【完】さつきあめ〜2nd〜
その夜、幼い頃の夢を見た。

小さな頃、わたしは今のように友達がいない子供だった。
何ひとつ不自由のない裕福な家庭で育ったわたしは、親に反抗などした事がなかった。
それが小学生の時、同級生の子が皆持っていた流行り物の人形がどうしても欲しかった。わたしはそれまでの人生親から与えられた物しか持たなかったし、身に着けなかった。それに疑問を持たずに生きてきた。そんな聞き分けの良かったわたしが初めてした親への反抗だった。

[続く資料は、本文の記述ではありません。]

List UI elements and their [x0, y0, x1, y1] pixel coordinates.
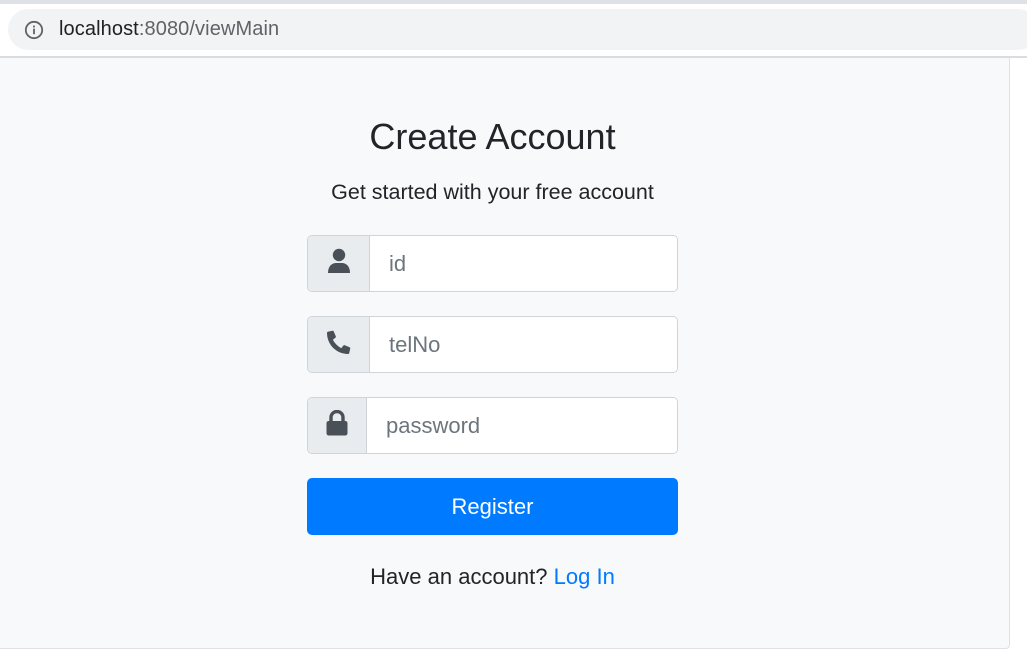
url-text[interactable]: localhost:8080/viewMain: [59, 18, 279, 41]
telno-input-group: [307, 316, 678, 373]
login-prompt-line: Have an account? Log In: [0, 564, 985, 590]
url-path: :8080/viewMain: [138, 18, 280, 40]
password-input-group: [307, 397, 678, 454]
page-title: Create Account: [369, 116, 616, 157]
url-host: localhost: [59, 18, 139, 40]
password-input[interactable]: [367, 398, 677, 453]
telno-input[interactable]: [370, 317, 677, 372]
phone-icon: [326, 330, 351, 359]
id-input[interactable]: [370, 236, 677, 291]
info-icon[interactable]: [24, 20, 44, 40]
user-icon: [327, 248, 351, 279]
address-bar[interactable]: localhost:8080/viewMain: [8, 9, 1027, 50]
tab-strip-edge: [0, 0, 1027, 4]
password-addon: [308, 398, 367, 453]
page-subtitle: Get started with your free account: [331, 180, 654, 204]
login-link[interactable]: Log In: [554, 564, 615, 589]
telno-addon: [308, 317, 370, 372]
browser-toolbar: localhost:8080/viewMain: [0, 0, 1027, 58]
id-addon: [308, 236, 370, 291]
lock-icon: [326, 409, 348, 441]
page-content: Create Account Get started with your fre…: [0, 58, 1010, 649]
login-prompt-text: Have an account?: [370, 564, 548, 589]
register-button[interactable]: Register: [307, 478, 678, 535]
id-input-group: [307, 235, 678, 292]
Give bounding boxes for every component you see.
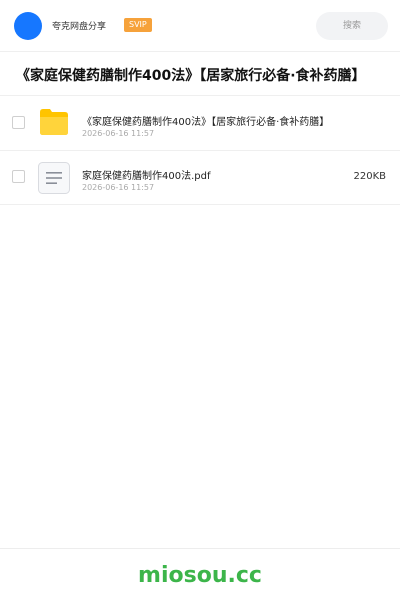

皆が持っているそれをどうしても欲して、その話を夜ご飯の時に母親にしたら、こっぴどく叱られたのを覚えている。
わたしにとって親は絶対で、親の思想はわたしの思想だった。
けれど親の思想を子供に押し付けるのは、今にして罪深い事だったと知る。

いつもなら素直に’はい’と言っていたけれど、その時のわたしはどうしてもひかなかった。
そんなわたしの態度が母親をイラつかせた。大きな企業に勤める父親は我関せずと言ったところで、わたしたちのやり取りを見て見ないふりをしていた。わたしの中の記憶が確かならば、それは物心ついた時からずっと。
初めて見せる余りの娘の聞き分けの悪さに、母親は5月のまだまだ寒さが残る夜にわたしを家から出した。

悲しくはなかった。ただ悔しかったのだけは覚えている。

虐待というほどの物ではなかった。ただ聞き分けの悪い娘を数10分家の中に入れなかっただけのこと。
わたしが素直に謝れば、母親はすぐに家にいれたと思う。
けれどわたしは謝らなかったし、あの日の自分の主張を曲げなかった。

玄関前に冷たいコンクリートの地面に座り込んでいたら、空からぽつぽつと雨が降ってきた。
気づかないくらいの、天気外れの小雨の雨。
夜空をぼぉっと見上げたら、薄暗い空に、灰色の雲がかかっていた。